SE: But don't most stories follow those patterns?
JR: Only American made Hollywood stories Shaun. Since Hollywood is good at international marketing, this seems to be the rule. But really it's just a proliferation of the fairy tale syndrome, which as you know, was coined by Professor Max Von Itchenstein, in his social media survey studies of world media culture.
SE: Yes of course. A brilliant survey and study.
JR: Yes of course. And banned in America.
SE: And banned in America. What is that all about?
JR: Shaun, I don't know. But I don't care. Maybe the guy is a Muslim or something. Regardless, the ban makes my work all the more marketable.
SE: On the world black market.
JR: Ha. That's funny. Yes, black market if you like.
SE: But Jon, you still haven't touched on your actual ways of writing, your structure or routine. How do you actually write when you write.
JR: Shaun, as a writer, everything I do is part of my writing, every experience every waking moment. It all feeds in.
SE: You're evading the question.
JR: Ok Shaun. Perhaps I am. Here's the thing. I have no structure, no convention, no style, nothing. I just sit down and write. What ever I write it just happens. Something comes to mind, I put it down. A story evolves. Characters evolve. There is no inherent or universal structure. It's different every time.
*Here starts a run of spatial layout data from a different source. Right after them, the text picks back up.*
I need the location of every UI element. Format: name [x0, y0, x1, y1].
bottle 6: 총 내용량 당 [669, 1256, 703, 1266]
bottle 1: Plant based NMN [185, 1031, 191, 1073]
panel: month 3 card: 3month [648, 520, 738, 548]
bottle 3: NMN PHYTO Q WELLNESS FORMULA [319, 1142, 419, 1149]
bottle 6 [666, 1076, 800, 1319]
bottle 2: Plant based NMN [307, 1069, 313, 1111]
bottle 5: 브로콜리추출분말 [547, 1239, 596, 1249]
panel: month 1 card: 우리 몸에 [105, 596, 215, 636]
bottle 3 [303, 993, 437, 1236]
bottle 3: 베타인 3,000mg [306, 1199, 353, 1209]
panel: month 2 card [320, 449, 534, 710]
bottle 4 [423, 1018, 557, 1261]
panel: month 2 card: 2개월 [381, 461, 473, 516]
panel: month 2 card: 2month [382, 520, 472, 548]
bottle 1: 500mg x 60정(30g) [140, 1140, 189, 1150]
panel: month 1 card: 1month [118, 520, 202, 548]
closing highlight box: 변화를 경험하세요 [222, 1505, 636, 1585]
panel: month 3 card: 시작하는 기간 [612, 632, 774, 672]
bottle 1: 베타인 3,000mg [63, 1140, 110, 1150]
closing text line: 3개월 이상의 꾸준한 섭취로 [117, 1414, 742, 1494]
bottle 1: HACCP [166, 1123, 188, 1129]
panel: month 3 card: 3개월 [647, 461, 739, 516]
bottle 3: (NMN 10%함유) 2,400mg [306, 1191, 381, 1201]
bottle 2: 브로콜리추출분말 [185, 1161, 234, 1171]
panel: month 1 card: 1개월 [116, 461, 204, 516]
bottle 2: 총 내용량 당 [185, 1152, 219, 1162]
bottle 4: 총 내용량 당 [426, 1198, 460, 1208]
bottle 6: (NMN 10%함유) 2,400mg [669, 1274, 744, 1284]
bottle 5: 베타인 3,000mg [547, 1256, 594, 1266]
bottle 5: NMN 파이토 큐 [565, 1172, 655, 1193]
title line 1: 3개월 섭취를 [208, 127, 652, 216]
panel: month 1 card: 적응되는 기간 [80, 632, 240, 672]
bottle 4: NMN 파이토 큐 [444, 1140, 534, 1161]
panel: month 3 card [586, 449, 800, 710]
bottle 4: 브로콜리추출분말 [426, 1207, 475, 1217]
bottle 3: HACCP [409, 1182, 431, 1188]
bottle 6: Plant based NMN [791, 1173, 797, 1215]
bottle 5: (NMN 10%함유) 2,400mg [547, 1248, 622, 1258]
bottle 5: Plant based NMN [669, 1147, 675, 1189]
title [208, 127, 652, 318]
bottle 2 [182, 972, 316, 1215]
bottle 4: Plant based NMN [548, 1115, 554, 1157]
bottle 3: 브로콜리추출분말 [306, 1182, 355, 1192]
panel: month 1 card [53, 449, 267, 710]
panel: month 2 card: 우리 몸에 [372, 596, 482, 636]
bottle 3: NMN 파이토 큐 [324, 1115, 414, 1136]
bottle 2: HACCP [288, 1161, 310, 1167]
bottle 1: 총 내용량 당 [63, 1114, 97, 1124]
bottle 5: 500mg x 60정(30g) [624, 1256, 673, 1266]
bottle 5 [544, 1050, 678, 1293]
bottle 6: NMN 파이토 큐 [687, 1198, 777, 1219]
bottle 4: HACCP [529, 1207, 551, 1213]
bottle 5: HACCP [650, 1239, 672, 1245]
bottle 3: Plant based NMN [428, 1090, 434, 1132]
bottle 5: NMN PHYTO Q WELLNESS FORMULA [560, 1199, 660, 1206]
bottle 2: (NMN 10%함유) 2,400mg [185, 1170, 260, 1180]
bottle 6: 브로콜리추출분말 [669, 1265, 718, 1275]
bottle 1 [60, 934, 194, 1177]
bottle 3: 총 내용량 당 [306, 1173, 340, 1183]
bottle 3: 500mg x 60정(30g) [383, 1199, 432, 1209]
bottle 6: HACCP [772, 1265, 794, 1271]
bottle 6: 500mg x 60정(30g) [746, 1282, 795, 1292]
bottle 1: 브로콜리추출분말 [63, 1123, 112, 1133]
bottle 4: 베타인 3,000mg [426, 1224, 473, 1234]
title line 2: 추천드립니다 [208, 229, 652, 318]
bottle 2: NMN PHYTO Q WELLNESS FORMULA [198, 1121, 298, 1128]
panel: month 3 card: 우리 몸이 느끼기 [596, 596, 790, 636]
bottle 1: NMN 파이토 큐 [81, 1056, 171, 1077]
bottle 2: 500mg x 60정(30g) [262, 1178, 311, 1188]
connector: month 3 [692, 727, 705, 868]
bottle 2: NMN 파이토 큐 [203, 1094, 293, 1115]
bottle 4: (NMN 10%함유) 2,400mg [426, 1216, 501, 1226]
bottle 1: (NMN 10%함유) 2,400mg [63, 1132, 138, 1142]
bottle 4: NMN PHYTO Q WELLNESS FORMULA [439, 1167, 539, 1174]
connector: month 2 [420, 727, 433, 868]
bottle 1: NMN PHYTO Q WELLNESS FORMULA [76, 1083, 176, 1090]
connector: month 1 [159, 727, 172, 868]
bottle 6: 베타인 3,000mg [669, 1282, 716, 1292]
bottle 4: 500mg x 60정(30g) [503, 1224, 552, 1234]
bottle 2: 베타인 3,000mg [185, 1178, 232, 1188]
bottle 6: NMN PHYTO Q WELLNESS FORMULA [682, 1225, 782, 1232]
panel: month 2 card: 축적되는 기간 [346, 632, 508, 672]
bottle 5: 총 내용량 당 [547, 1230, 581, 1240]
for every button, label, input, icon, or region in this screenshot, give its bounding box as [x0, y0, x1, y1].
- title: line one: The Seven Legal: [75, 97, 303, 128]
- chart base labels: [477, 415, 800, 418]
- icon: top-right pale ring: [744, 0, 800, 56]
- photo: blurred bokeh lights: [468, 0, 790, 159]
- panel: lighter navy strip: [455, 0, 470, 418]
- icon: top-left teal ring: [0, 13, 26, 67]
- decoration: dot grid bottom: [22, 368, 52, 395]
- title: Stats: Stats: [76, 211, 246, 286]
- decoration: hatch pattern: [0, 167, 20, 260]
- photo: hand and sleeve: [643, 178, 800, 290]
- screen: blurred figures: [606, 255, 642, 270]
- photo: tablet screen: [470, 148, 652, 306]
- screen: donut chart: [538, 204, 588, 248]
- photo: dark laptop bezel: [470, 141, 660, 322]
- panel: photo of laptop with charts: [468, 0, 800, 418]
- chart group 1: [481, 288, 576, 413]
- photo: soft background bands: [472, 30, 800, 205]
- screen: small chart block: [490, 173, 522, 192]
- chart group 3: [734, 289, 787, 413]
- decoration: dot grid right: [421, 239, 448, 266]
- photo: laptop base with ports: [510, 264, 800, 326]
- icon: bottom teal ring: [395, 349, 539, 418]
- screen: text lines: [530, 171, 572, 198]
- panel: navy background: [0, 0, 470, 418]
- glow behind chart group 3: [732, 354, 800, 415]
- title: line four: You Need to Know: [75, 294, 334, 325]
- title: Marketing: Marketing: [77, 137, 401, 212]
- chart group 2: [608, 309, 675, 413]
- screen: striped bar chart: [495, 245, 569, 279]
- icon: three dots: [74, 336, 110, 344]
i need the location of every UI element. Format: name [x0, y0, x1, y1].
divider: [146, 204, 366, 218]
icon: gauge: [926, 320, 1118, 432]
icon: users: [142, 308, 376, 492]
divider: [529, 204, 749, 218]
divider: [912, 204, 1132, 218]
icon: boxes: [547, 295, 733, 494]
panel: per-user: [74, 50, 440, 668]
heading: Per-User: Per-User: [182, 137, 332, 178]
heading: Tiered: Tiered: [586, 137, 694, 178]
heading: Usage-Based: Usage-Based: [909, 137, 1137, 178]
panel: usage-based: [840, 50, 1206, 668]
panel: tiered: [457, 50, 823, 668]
And here's another thing. I do have successful and great writers I look up to, who I've studied, and listened to, and through the world of modern technology, you could say mentored me virtually. And in regards to your questions, none of them have any inherent structure either. When they talk about it, they may come up with something to appease the interviewer, so as not to be considered eccentric or freaky. But when pressed on it, every one of them gets there in some different personal way, often which they can't talk about, maybe because it's personal or maybe because it's irrelevant, or maybe because it's so abstract that words fail it.
SE: Words fail a writer?
JR: Yes. Absolutely. We think faster than we can write. We feel things and know that we can't express them clearly or understandably enough, and something like the meta-process of writing is like that. Think of it as maybe spiritual. Can you clearly define spiritual things in a way that is universally understood? No. What is God? There are as many answers to that question as there are people willing to attempt to answer it. Same for love. What is love? Well one answer is, God is love. So the answer to the former is "love." The answer to the latter is "God." And this leaves us with no idea of what either one is in is terms of lexical thinking. Because some things are not lexical. Some things are not even things. As humans we may have a limit to what we can understand and what we can communicate.
SE: Jon, you could say that to answer any question you don't want to answer.
JR: Yes exactly, and that I don't know how to answer or can't answer. I admit to the limits of what I can and cannot do, or am willing to do.
SE: OK. Now my mind is reeling and I need to soak all this in. So I'm going to end it here, for now. I hope we can do this again sometime.
JR: Of course Shaun. Anything for you. It was indeed a pleasure.